Omega Design and Build Partners – tax investment scheme

Omega is part of the Montenegro project to develop a 5-star hotel in Budva, Montenegro and later a golf course and accommodation in Tivat, Montenegro.

Future Capital Partners (FCP) promoted an investment opportunity in the project, Omega. The investment was sold as an opportunity to take part in a “risk-managed and tax efficient environment”, with the potential to generate 2-3 times return and an option to borrow 84% of the investment.

The minimum investment was £50,000, and each investor had the option to borrow up to 84% of this from an entity controlled by FCP. Partnerships were set up (Omega Design and Build Partners No XX LLP (LLP)), and each investor became a member. The majority of the funds invested were used to purchase shares in Omega No XX Developments Limited (Company).

Most investors sold its shares in the Company to its self-invested personal pensions (SIPP). The SIPP paid out funds to the investor for the purchase of the shares. These funds were treated as an authorised payment from the pension fund and were not taxable. Alternatively, investors sold its shares to its private company and extracted the funds tax-free. In most cases, the shares were sold to the SIPP or private company for in excess of £1 per share.

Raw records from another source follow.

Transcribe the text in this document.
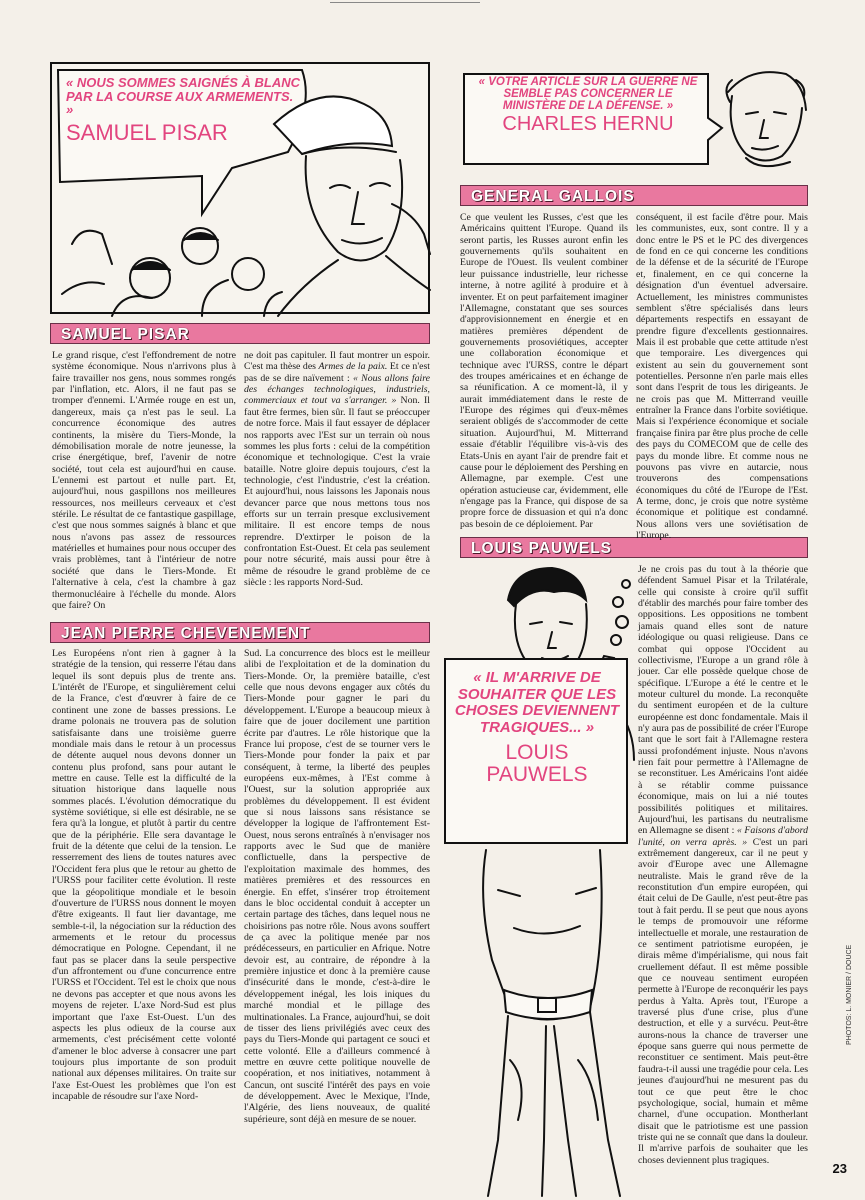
« NOUS SOMMES SAIGNÉS À BLANC PAR LA COURSE AUX ARMEMENTS. »
SAMUEL PISAR
« VOTRE ARTICLE SUR LA GUERRE NE SEMBLE PAS CONCERNER LE MINISTÈRE DE LA DÉFENSE. »
CHARLES HERNU
SAMUEL PISAR
GENERAL GALLOIS
JEAN PIERRE CHEVENEMENT
LOUIS PAUWELS

Le grand risque, c'est l'effondrement de notre système économique. Nous n'arrivons plus à faire travailler nos gens, nous sommes rongés par l'inflation, etc. Alors, il ne faut pas se tromper d'ennemi. L'Armée rouge en est un, dangereux, mais ça n'est pas le seul. La concurrence économique des autres continents, la misère du Tiers-Monde, la démobilisation morale de notre jeunesse, la crise énergétique, bref, l'avenir de notre société, tout cela est aujourd'hui en cause. L'ennemi est partout et nulle part. Et, aujourd'hui, nous gaspillons nos meilleures ressources, nos meilleurs cerveaux et c'est stérile. Le résultat de ce fantastique gaspillage, c'est que nous sommes saignés à blanc et que nous n'avons pas assez de ressources matérielles et humaines pour nous occuper des vrais problèmes, tant à l'intérieur de notre société que dans le Tiers-Monde. Et l'alternative à cela, c'est la chambre à gaz thermonucléaire à l'échelle du monde. Alors que faire? On

ne doit pas capituler. Il faut montrer un espoir. C'est ma thèse des Armes de la paix. Et ce n'est pas de se dire naïvement : « Nous allons faire des échanges technologiques, industriels, commerciaux et tout va s'arranger. » Non. Il faut être fermes, bien sûr. Il faut se préoccuper de notre force. Mais il faut essayer de déplacer nos rapports avec l'Est sur un terrain où nous sommes les plus forts : celui de la compétition économique et technologique. C'est la vraie bataille. Notre gloire depuis toujours, c'est la technologie, c'est l'industrie, c'est la création. Et aujourd'hui, nous laissons les Japonais nous devancer parce que nous mettons tous nos efforts sur un terrain presque exclusivement militaire. Il est encore temps de nous reprendre. D'extirper le poison de la confrontation Est-Ouest. Et cela pas seulement pour notre sécurité, mais aussi pour être à même de résoudre le grand problème de ce siècle : les rapports Nord-Sud.

Les Européens n'ont rien à gagner à la stratégie de la tension, qui resserre l'étau dans lequel ils sont depuis plus de trente ans. L'intérêt de l'Europe, et singulièrement celui de la France, c'est d'œuvrer à faire de ce continent une zone de basses pressions. Le drame polonais ne trouvera pas de solution satisfaisante dans une troisième guerre mondiale mais dans le retour à un processus de détente auquel nous devons donner un contenu plus profond, sans pour autant le mettre en cause. Telle est la difficulté de la situation historique dans laquelle nous sommes placés. L'évolution démocratique du système soviétique, si elle est désirable, ne se fera qu'à la longue, et plutôt à partir du centre que de la périphérie. Elle sera davantage le fruit de la détente que celui de la tension. Le resserrement des liens de toutes natures avec l'Occident fera plus que le retour au ghetto de l'URSS pour faciliter cette évolution. Il reste que la géopolitique mondiale et le besoin d'ouverture de l'URSS nous donnent le moyen d'être exigeants. Il faut lier davantage, me semble-t-il, la négociation sur la réduction des armements et le retour du processus démocratique en Pologne. Cependant, il ne faut pas se placer dans la seule perspective d'un affrontement ou d'une concurrence entre l'URSS et l'Occident. Tel est le choix que nous ne devons pas accepter et que nous avons les moyens de rejeter. L'axe Nord-Sud est plus important que l'axe Est-Ouest. L'un des aspects les plus odieux de la course aux armements, c'est précisément cette volonté d'amener le bloc adverse à consacrer une part toujours plus importante de son produit national aux dépenses militaires. On traite sur l'axe Est-Ouest les problèmes que l'on est incapable de résoudre sur l'axe Nord-

Sud. La concurrence des blocs est le meilleur alibi de l'exploitation et de la domination du Tiers-Monde. Or, la première bataille, c'est celle que nous devons engager aux côtés du Tiers-Monde pour gagner le pari du développement. L'Europe a beaucoup mieux à faire que de jouer docilement une partition écrite par d'autres. Le rôle historique que la France lui propose, c'est de se tourner vers le Tiers-Monde pour fonder la paix et par conséquent, à terme, la liberté des peuples européens eux-mêmes, à l'Est comme à l'Ouest, sur la solution appropriée aux problèmes du développement. Il est évident que si nous laissons sans résistance se développer la logique de l'affrontement Est-Ouest, nous serons entraînés à n'envisager nos rapports avec le Sud que de manière conflictuelle, dans la perspective de l'exploitation maximale des hommes, des matières premières et des ressources en énergie. En effet, s'insérer trop étroitement dans le bloc occidental conduit à accepter un certain partage des tâches, dans lequel nous ne choisirions pas notre rôle. Nous avons souffert de ça avec la politique menée par nos prédécesseurs, en particulier en Afrique. Notre devoir est, au contraire, de répondre à la première injustice et donc à la première cause d'insécurité dans le monde, c'est-à-dire le développement inégal, les lois iniques du marché mondial et le pillage des multinationales. La France, aujourd'hui, se doit de tisser des liens privilégiés avec ceux des pays du Tiers-Monde qui partagent ce souci et cette volonté. Elle a d'ailleurs commencé à mettre en œuvre cette politique nouvelle de coopération, et nos initiatives, notamment à Cancun, ont suscité l'intérêt des pays en voie de développement. Avec le Mexique, l'Inde, l'Algérie, des liens nouveaux, de qualité supérieure, sont déjà en mesure de se nouer.

Ce que veulent les Russes, c'est que les Américains quittent l'Europe. Quand ils seront partis, les Russes auront enfin les gouvernements qu'ils souhaitent en Europe de l'Ouest. Ils veulent combiner leur puissance industrielle, leur richesse interne, à notre agilité à produire et à inventer. Et on peut parfaitement imaginer l'Allemagne, constatant que ses sources d'approvisionnement en énergie et en matières premières dépendent de gouvernements prosoviétiques, accepter une collaboration économique et technique avec l'URSS, contre le départ des troupes américaines et en échange de sa réunification. A ce moment-là, il y aurait immédiatement dans le reste de l'Europe des régimes qui d'eux-mêmes seraient obligés de s'accommoder de cette situation. Aujourd'hui, M. Mitterrand essaie d'établir l'équilibre vis-à-vis des Etats-Unis en ayant l'air de prendre fait et cause pour le déploiement des Pershing en Allemagne, par exemple. C'est une opération astucieuse car, évidemment, elle n'engage pas la France, qui dispose de sa propre force de dissuasion et qui n'a donc pas besoin de ce déploiement. Par

conséquent, il est facile d'être pour. Mais les communistes, eux, sont contre. Il y a donc entre le PS et le PC des divergences de fond en ce qui concerne les conditions de la défense et de la sécurité de l'Europe et, finalement, en ce qui concerne la désignation d'un éventuel adversaire. Actuellement, les ministres communistes semblent s'être spécialisés dans leurs départements respectifs en essayant de prendre figure d'excellents gestionnaires. Mais il est probable que cette attitude n'est que temporaire. Les divergences qui existent au sein du gouvernement sont potentielles. Personne n'en parle mais elles sont dans l'esprit de tous les dirigeants. Je ne crois pas que M. Mitterrand veuille entraîner la France dans l'orbite soviétique. Mais si l'expérience économique et sociale française finira par être plus proche de celle des pays du COMECOM que de celle des pays du monde libre. Et comme nous ne pouvons pas vivre en autarcie, nous trouverons des compensations économiques du côté de l'Europe de l'Est. A terme, donc, je crois que notre système économique et politique est condamné. Nous allons vers une soviétisation de l'Europe.

« IL M'ARRIVE DE SOUHAITER QUE LES CHOSES DEVIENNENT TRAGIQUES... »
LOUIS PAUWELS

Je ne crois pas du tout à la théorie que défendent Samuel Pisar et la Trilatérale, celle qui consiste à croire qu'il suffit d'établir des marchés pour faire tomber des oppositions. Les oppositions ne tombent jamais quand elles sont de nature idéologique ou quasi religieuse. Dans ce combat qui oppose l'Occident au collectivisme, l'Europe a un grand rôle à jouer. Car elle possède quelque chose de spécifique. L'Europe a été le centre et le moteur culturel du monde. La reconquête du sentiment européen et de la culture européenne est donc fondamentale. Mais il n'y aura pas de possibilité de créer l'Europe tant que le sort fait à l'Allemagne restera aussi profondément injuste. Nous n'avons rien fait pour permettre à l'Allemagne de se reconstituer. Les Américains l'ont aidée à se rétablir comme puissance économique, mais on lui a nié toutes possibilités politiques et militaires. Aujourd'hui, les partisans du neutralisme en Allemagne se disent : « Faisons d'abord l'unité, on verra après. » C'est un pari extrêmement dangereux, car il ne peut y avoir d'Europe avec une Allemagne neutraliste. Mais le grand rêve de la reconstitution d'un empire européen, qui était celui de De Gaulle, n'est peut-être pas tout à fait perdu. Il se peut que nous ayons le temps de promouvoir une réforme intellectuelle et morale, une restauration de ce sentiment patriotisme européen, je dirais même d'impérialisme, qui nous fait cruellement défaut. Il est même possible que ce nouveau sentiment européen permette à l'Europe de reconquérir les pays perdus à Yalta. Après tout, l'Europe a traversé plus d'une crise, plus d'une destruction, et elle y a survécu. Peut-être aurons-nous la chance de traverser une époque sans guerre qui nous permette de reconstituer ce sentiment. Mais peut-être faudra-t-il aussi une tragédie pour cela. Les jeunes d'aujourd'hui ne mesurent pas du tout ce que peut être le choc psychologique, social, humain et même charnel, d'une occupation. Montherlant disait que le patriotisme est une passion triste qui ne se connaît que dans la douleur. Il m'arrive parfois de souhaiter que les choses deviennent plus tragiques.

PHOTOS: L. MONIER / DOUCE
23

In relation to the LLP, it spent the majority of its capital by way of an irrevocable payment to Boka Property Holdings Services (Jersey) Limited to secure contracts to provide construction and consultancy services in exchange for project fees and a share of the revenue once the project was built. As far as we are aware, the development has not started and is not likely to ever do so.

Current position

HMRC has concluded its investigation. It found that the LLP did not carry on a business with a view to profit and is unable to claim relief for the losses arising from the LLP.

Further, HMRC has concluded that the shares in the Company were worth only £1. Any cash taken out of the SIPP above £1 is an unauthorised withdrawal and is subject to tax.

What next for the investors?

It is open to investors to appeal HMRC’s decision, and we understand that FCP is currently seeking to put together a fund of circa £1m – £1.5m for this purpose.

In addition to an appeal, investors can also seek recovery from their advisor for any loss suffered as a result of entering into the investment.

This can be explored/ commenced while the appeal is in process. In most cases, we recommend exploring this option sooner rather than later. It is likely that a number of claims will become time barred during the appeal process.